We found that the photograph of Audrey and Mel Ferrer and their son Sean appeared on the audreyhepburn.com website.
They apparently used it as a Christmas card to close friends in 1962. We copyrighted it to Sean Hepburn Ferrer, as we could not find the original copyright holding photographer. In the process, I became aware that Audrey must have been the most photographed film star ever. Just look at the Wikipedia and Google sites. Even her sons reportedly said that they did not realize how famous their mother was, despite all the paparazzi.
The short stories are published by Willow Manor Publishing of Virginia (www.willowmanorpublishing.com) which also handles cover design. They will be offered to readers in the USA through Amazon Kindle, which sells for the regular low introductory Kindle price of $0.99 cents. On Amazon.ca (Canada), the price may vary around CDN$1. Readers in the Netherlands may want to go to amazon.nl, which leads to amazon.co.uk., which, in turn, is the source for readers in England as well. (I understand that Amazon will open a Netherlands bookstore this fall.) Readers in other parts of the world will have their own directives how to reach amazon.com and get access to the stories.
I would have liked to offer the Audrey short story for free but the Amazon Kindle system does not allow that. Whatever proceeds I will receive from the story will be donated to the Audrey Hepburn Children’s Fund, http://www.audreyhepburn.com. This site also includes many charming photographs of Audrey throughout her life. She never boasted, had no scandals, was always gracious and seemingly self-conscious about her fame as an actress. Audrey says herself that she seemed to have been floating on heavenly air, unaware what was happening to her. She was a natural, who at the end of her life gave herself completely to the poor hungry children of the world, as the unforgettable Ambassadrice of UNICEF.
I admire the work the Children’s Fund and UNICEF do. In my career at the World Bank, I have seen many destitute children as well, but was unable to do much about it as one person. I was able to lift two young women from their doomed poverty cycle in Africa, but even though two lives saved is better than none, it is a drop on a hot plate.
Readers may, therefore, also want to donate to this Fund directly by going to the website. It is managed by Audrey’s sons Sean Hepburn Ferrer and Luca Dotti. Sean was given a preview of the short story and he was agreeable to us publishing it.
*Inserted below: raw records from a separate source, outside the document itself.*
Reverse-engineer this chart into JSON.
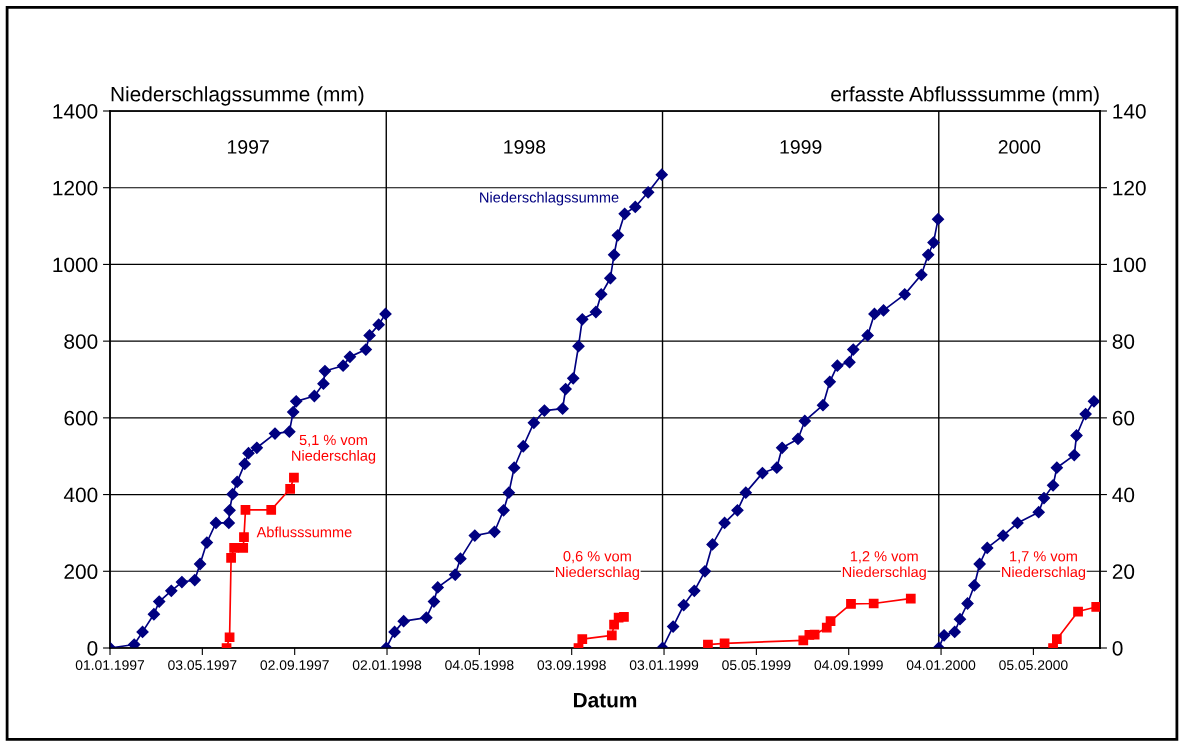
{
  "chart_data": {
    "type": "line",
    "ylabel": "Niederschlagssumme (mm)",
    "y2label": "erfasste Abflusssumme (mm)",
    "xlabel": "Datum",
    "xlim": [
      "1997-01-01",
      "2000-08-01"
    ],
    "xticks": [
      {
        "value": "1997-01-01",
        "label": "01.01.1997"
      },
      {
        "value": "1997-05-03",
        "label": "03.05.1997"
      },
      {
        "value": "1997-09-02",
        "label": "02.09.1997"
      },
      {
        "value": "1998-01-02",
        "label": "02.01.1998"
      },
      {
        "value": "1998-05-04",
        "label": "04.05.1998"
      },
      {
        "value": "1998-09-03",
        "label": "03.09.1998"
      },
      {
        "value": "1999-01-03",
        "label": "03.01.1999"
      },
      {
        "value": "1999-05-05",
        "label": "05.05.1999"
      },
      {
        "value": "1999-09-04",
        "label": "04.09.1999"
      },
      {
        "value": "2000-01-04",
        "label": "04.01.2000"
      },
      {
        "value": "2000-05-05",
        "label": "05.05.2000"
      }
    ],
    "ylim": [
      0,
      1400
    ],
    "yticks": [
      0,
      200,
      400,
      600,
      800,
      1000,
      1200,
      1400
    ],
    "y2lim": [
      0,
      140
    ],
    "y2ticks": [
      0,
      20,
      40,
      60,
      80,
      100,
      120,
      140
    ],
    "grid": "y",
    "line_style": "solid",
    "ref_lines": [
      {
        "axis": "x",
        "value": "1998-01-01",
        "label": null,
        "color": "#000000"
      },
      {
        "axis": "x",
        "value": "1999-01-01",
        "label": null,
        "color": "#000000"
      },
      {
        "axis": "x",
        "value": "2000-01-01",
        "label": null,
        "color": "#000000"
      }
    ],
    "annotations": [
      "1997",
      "1998",
      "1999",
      "2000",
      "5,1 % vom\nNiederschlag",
      "0,6 % vom\nNiederschlag",
      "1,2 % vom\nNiederschlag",
      "1,7 % vom\nNiederschlag"
    ],
    "series": [
      {
        "color": "#000080",
        "marker": "diamond",
        "x": [
          "1997-01-01",
          "1997-02-02",
          "1997-02-13",
          "1997-02-28",
          "1997-03-07",
          "1997-03-23",
          "1997-04-06",
          "1997-04-23",
          "1997-04-30",
          "1997-05-09",
          "1997-05-21",
          "1997-06-07",
          "1997-06-08",
          "1997-06-12",
          "1997-06-18",
          "1997-06-28",
          "1997-07-03",
          "1997-07-14",
          "1997-08-07",
          "1997-08-26",
          "1997-08-31",
          "1997-09-04",
          "1997-09-28",
          "1997-10-10",
          "1997-10-12",
          "1997-11-05",
          "1997-11-14",
          "1997-12-05",
          "1997-12-10",
          "1997-12-22",
          "1997-12-31"
        ],
        "values": [
          0,
          9,
          42,
          88,
          121,
          149,
          172,
          177,
          219,
          275,
          326,
          326,
          359,
          401,
          433,
          480,
          508,
          522,
          559,
          564,
          615,
          643,
          657,
          689,
          722,
          736,
          759,
          778,
          815,
          843,
          871
        ]
      },
      {
        "name": "Niederschlagssumme",
        "color": "#000080",
        "marker": "diamond",
        "x": [
          "1998-01-01",
          "1998-01-12",
          "1998-01-24",
          "1998-02-23",
          "1998-03-05",
          "1998-03-10",
          "1998-04-02",
          "1998-04-09",
          "1998-04-28",
          "1998-05-24",
          "1998-06-05",
          "1998-06-12",
          "1998-06-19",
          "1998-07-01",
          "1998-07-15",
          "1998-07-29",
          "1998-08-22",
          "1998-08-26",
          "1998-09-05",
          "1998-09-12",
          "1998-09-17",
          "1998-10-05",
          "1998-10-12",
          "1998-10-24",
          "1998-10-29",
          "1998-11-03",
          "1998-11-12",
          "1998-11-26",
          "1998-12-13",
          "1998-12-31"
        ],
        "values": [
          0,
          42,
          70,
          79,
          121,
          158,
          191,
          233,
          293,
          303,
          359,
          405,
          470,
          526,
          587,
          619,
          624,
          675,
          703,
          787,
          857,
          876,
          922,
          964,
          1025,
          1076,
          1132,
          1150,
          1188,
          1234
        ]
      },
      {
        "color": "#000080",
        "marker": "diamond",
        "x": [
          "1999-01-01",
          "1999-01-15",
          "1999-01-29",
          "1999-02-12",
          "1999-02-26",
          "1999-03-08",
          "1999-03-24",
          "1999-04-10",
          "1999-04-21",
          "1999-05-13",
          "1999-06-01",
          "1999-06-08",
          "1999-06-29",
          "1999-07-08",
          "1999-08-01",
          "1999-08-10",
          "1999-08-20",
          "1999-09-05",
          "1999-09-10",
          "1999-09-29",
          "1999-10-08",
          "1999-10-20",
          "1999-11-17",
          "1999-12-09",
          "1999-12-18",
          "1999-12-25",
          "1999-12-31"
        ],
        "values": [
          0,
          56,
          112,
          149,
          200,
          270,
          326,
          359,
          405,
          456,
          470,
          522,
          545,
          592,
          633,
          694,
          736,
          745,
          778,
          815,
          871,
          880,
          922,
          973,
          1025,
          1057,
          1118
        ]
      },
      {
        "color": "#000080",
        "marker": "diamond",
        "x": [
          "2000-01-01",
          "2000-01-08",
          "2000-01-22",
          "2000-01-29",
          "2000-02-08",
          "2000-02-17",
          "2000-02-24",
          "2000-03-05",
          "2000-03-26",
          "2000-04-14",
          "2000-05-12",
          "2000-05-19",
          "2000-05-31",
          "2000-06-05",
          "2000-06-28",
          "2000-07-01",
          "2000-07-13",
          "2000-07-24"
        ],
        "values": [
          0,
          33,
          42,
          75,
          116,
          163,
          219,
          261,
          293,
          326,
          354,
          391,
          424,
          470,
          503,
          554,
          610,
          643
        ]
      },
      {
        "name": "Abflusssumme",
        "color": "#ff0000",
        "marker": "square",
        "axis": "y2",
        "x": [
          "1997-06-04",
          "1997-06-08",
          "1997-06-10",
          "1997-06-14",
          "1997-06-26",
          "1997-06-27",
          "1997-06-29",
          "1997-08-02",
          "1997-08-27",
          "1997-09-01"
        ],
        "values": [
          0,
          2.8,
          23.5,
          26.1,
          26.1,
          28.9,
          36.0,
          36.0,
          41.5,
          44.4
        ]
      },
      {
        "color": "#ff0000",
        "marker": "square",
        "axis": "y2",
        "x": [
          "1998-09-12",
          "1998-09-17",
          "1998-10-26",
          "1998-10-29",
          "1998-11-04",
          "1998-11-11"
        ],
        "values": [
          0,
          2.3,
          3.3,
          6.1,
          7.9,
          8.1
        ]
      },
      {
        "color": "#ff0000",
        "marker": "square",
        "axis": "y2",
        "x": [
          "1999-03-02",
          "1999-03-24",
          "1999-07-06",
          "1999-07-14",
          "1999-07-21",
          "1999-08-06",
          "1999-08-11",
          "1999-09-07",
          "1999-10-07",
          "1999-11-25"
        ],
        "values": [
          0.9,
          1.2,
          2.0,
          3.4,
          3.5,
          5.3,
          7.0,
          11.5,
          11.6,
          12.9
        ]
      },
      {
        "color": "#ff0000",
        "marker": "square",
        "axis": "y2",
        "x": [
          "2000-05-31",
          "2000-06-05",
          "2000-07-03",
          "2000-07-27"
        ],
        "values": [
          0,
          2.3,
          9.5,
          10.7
        ]
      }
    ]
  }
}
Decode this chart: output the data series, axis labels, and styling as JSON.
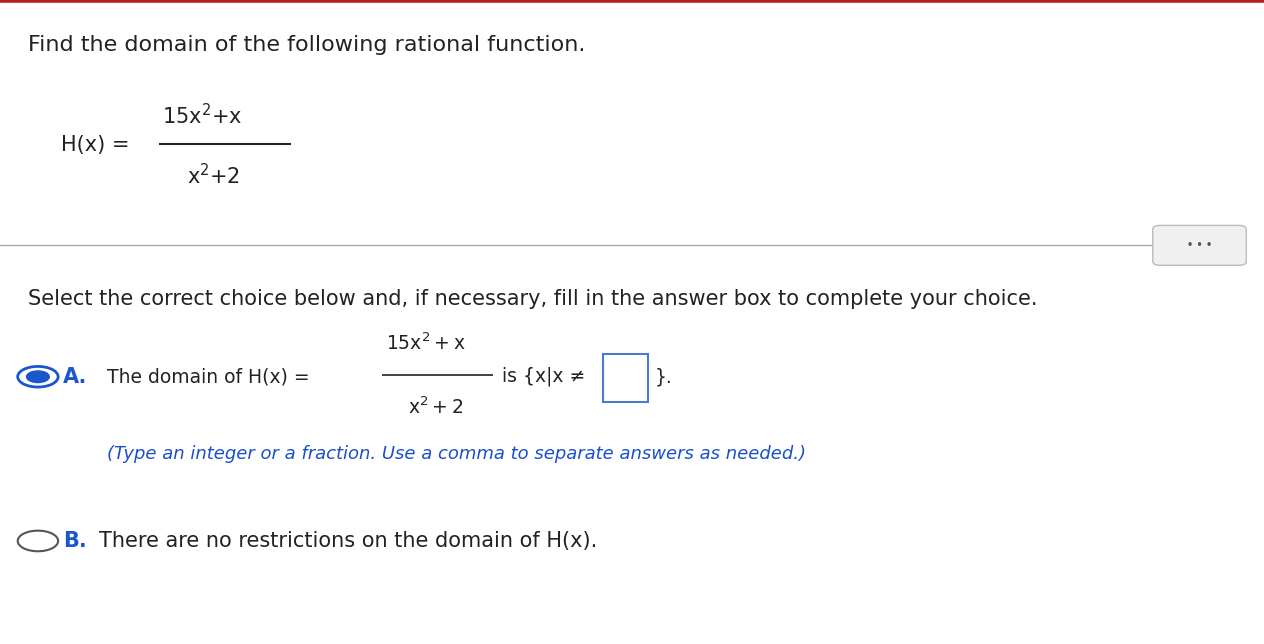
{
  "bg_color": "#ffffff",
  "top_border_color": "#b22222",
  "title_text": "Find the domain of the following rational function.",
  "title_fontsize": 16,
  "select_text": "Select the correct choice below and, if necessary, fill in the answer box to complete your choice.",
  "select_fontsize": 15,
  "option_a_label": "A.",
  "option_a_color": "#1a56cc",
  "option_a_fontsize": 15,
  "hint_text": "(Type an integer or a fraction. Use a comma to separate answers as needed.)",
  "hint_color": "#1a4fcc",
  "hint_fontsize": 13,
  "option_b_label": "B.",
  "option_b_text": "There are no restrictions on the domain of H(x).",
  "option_b_fontsize": 15,
  "option_b_color": "#1a56cc",
  "text_color": "#222222"
}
I hope you like it, too.
I got to know Audrey when I was seven and she a young girl seven years older than me, and while she had that lovely smile and endearing face, how could I expect at that age what she would become?
I have been fascinated – as so many others – by her star, and it is because she gave me that goodbye kiss at seven that I stayed glued to her till she died. A remarkable woman, or as her son Sean titled her for his wonderful book: “Audrey Hepburn, an Elegant Spirit.” You can get it on Amazon, too. It is published by Atria Books (Simon & Schuster, Inc) and warmly written, as you can understand from a son of a wonderful mother, including most interesting and moving views from those who were close to her. It also contains marvelous photographs not found on the “internet”.
When I saw the book’s advert, I felt I wanted this more than any of the many biographies written about her because of its personal nature. An elegant spirit, that’s what she was.